The pound had risen to its highest level since Feb. 27 earlier on Wednesday when it hit $1.3996 against the dollar, before slipping back. It traded at $1.3949, down 0.1 percent, at 1620 GMT, while it was flat versus the euro.
“We are seeing a slight pullback in cable (sterling versus the dollar) as the dollar recovers following Tillerson,” Alexandra Russell-Oliver, an analyst at Caxton FX, said.
“But the pound remains highly sensitive to Brexit negotiations.”
The dismissal of U.S. Secretary of State Rex Tillerson had undermined the dollar on Tuesday and into Wednesday, but the greenback recovered slightly as U.S. markets opened, even as data showed U.S. retail sales fell for a third straight month.

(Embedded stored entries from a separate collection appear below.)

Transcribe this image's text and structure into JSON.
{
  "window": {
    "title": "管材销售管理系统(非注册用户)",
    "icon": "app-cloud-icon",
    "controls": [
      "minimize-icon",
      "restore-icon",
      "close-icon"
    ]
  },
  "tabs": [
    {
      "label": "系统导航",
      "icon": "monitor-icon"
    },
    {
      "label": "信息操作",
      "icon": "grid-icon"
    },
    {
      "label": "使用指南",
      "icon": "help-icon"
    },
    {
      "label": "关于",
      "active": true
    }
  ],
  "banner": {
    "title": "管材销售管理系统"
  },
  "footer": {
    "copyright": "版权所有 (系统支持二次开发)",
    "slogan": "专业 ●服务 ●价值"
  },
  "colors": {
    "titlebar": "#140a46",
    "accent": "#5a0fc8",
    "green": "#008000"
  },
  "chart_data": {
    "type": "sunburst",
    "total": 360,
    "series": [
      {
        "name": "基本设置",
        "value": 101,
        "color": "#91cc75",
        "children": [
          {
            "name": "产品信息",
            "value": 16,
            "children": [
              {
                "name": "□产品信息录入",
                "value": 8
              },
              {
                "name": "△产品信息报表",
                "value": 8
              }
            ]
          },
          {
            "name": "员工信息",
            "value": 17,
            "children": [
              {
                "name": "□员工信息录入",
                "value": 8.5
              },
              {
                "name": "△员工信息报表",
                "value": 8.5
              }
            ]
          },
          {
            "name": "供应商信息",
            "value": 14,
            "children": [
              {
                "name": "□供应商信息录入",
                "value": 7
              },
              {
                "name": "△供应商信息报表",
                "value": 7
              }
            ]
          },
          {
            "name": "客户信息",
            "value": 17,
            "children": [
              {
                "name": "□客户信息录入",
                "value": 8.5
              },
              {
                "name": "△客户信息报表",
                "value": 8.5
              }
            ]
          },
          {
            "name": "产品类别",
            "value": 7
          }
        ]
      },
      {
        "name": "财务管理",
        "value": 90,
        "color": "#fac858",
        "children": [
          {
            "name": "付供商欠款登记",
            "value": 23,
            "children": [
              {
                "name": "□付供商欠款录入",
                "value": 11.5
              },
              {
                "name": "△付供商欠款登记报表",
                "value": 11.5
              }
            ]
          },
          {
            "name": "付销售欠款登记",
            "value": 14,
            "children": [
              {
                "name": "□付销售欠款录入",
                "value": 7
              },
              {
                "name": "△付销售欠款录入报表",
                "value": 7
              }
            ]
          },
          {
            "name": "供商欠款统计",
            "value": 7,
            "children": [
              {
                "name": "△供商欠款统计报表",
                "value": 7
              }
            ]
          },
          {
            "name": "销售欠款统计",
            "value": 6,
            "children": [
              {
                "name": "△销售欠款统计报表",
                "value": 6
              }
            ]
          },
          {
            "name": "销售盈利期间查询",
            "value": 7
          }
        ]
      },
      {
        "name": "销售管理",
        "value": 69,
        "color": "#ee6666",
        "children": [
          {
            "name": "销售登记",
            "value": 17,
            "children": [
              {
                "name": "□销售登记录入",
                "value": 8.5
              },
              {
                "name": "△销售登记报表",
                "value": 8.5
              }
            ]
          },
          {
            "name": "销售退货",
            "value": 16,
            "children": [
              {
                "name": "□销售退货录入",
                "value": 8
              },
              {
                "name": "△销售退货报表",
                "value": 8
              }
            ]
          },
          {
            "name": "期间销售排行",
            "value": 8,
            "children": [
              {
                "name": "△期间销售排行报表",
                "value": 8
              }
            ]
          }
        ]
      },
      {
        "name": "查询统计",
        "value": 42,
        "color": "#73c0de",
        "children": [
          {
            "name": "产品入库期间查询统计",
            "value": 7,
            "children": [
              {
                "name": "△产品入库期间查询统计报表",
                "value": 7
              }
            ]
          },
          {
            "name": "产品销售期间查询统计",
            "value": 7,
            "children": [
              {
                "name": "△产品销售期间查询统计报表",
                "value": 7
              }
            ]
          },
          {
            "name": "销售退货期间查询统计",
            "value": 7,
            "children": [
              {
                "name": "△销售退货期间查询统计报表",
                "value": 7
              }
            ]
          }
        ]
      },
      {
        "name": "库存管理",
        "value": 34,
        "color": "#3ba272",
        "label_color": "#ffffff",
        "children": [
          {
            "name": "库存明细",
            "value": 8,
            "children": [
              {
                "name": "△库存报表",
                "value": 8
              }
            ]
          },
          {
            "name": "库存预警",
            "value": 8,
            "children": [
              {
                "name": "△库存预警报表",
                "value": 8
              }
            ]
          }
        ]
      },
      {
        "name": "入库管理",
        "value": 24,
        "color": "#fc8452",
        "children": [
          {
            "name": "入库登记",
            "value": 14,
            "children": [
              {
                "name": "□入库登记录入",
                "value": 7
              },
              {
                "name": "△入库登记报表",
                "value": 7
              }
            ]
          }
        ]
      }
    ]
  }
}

There were no economic data to drive the pound on Wednesday, and traders remained focussed on the Bank of England policy meeting next week and a European Union leaders summit where Britain has said it will announce a deal on its relations with the bloc immediately after Brexit.
Sterling hit $1.4346 on Jan. 25, its highest level against the U.S. dollar since Britain voted to leave the European Union in June 2016.
Though it has pulled back modestly from those highs, it remains near the top of its trading range of $1.20 to $1.43, buoyed by hopes a Brexit transition deal will be eventually be struck and a generally weaker U.S. currency.
Scotiabank said the pound had shown “signs of shrugging off recent weakness” with downside support to be found if sterling drops to $1.39.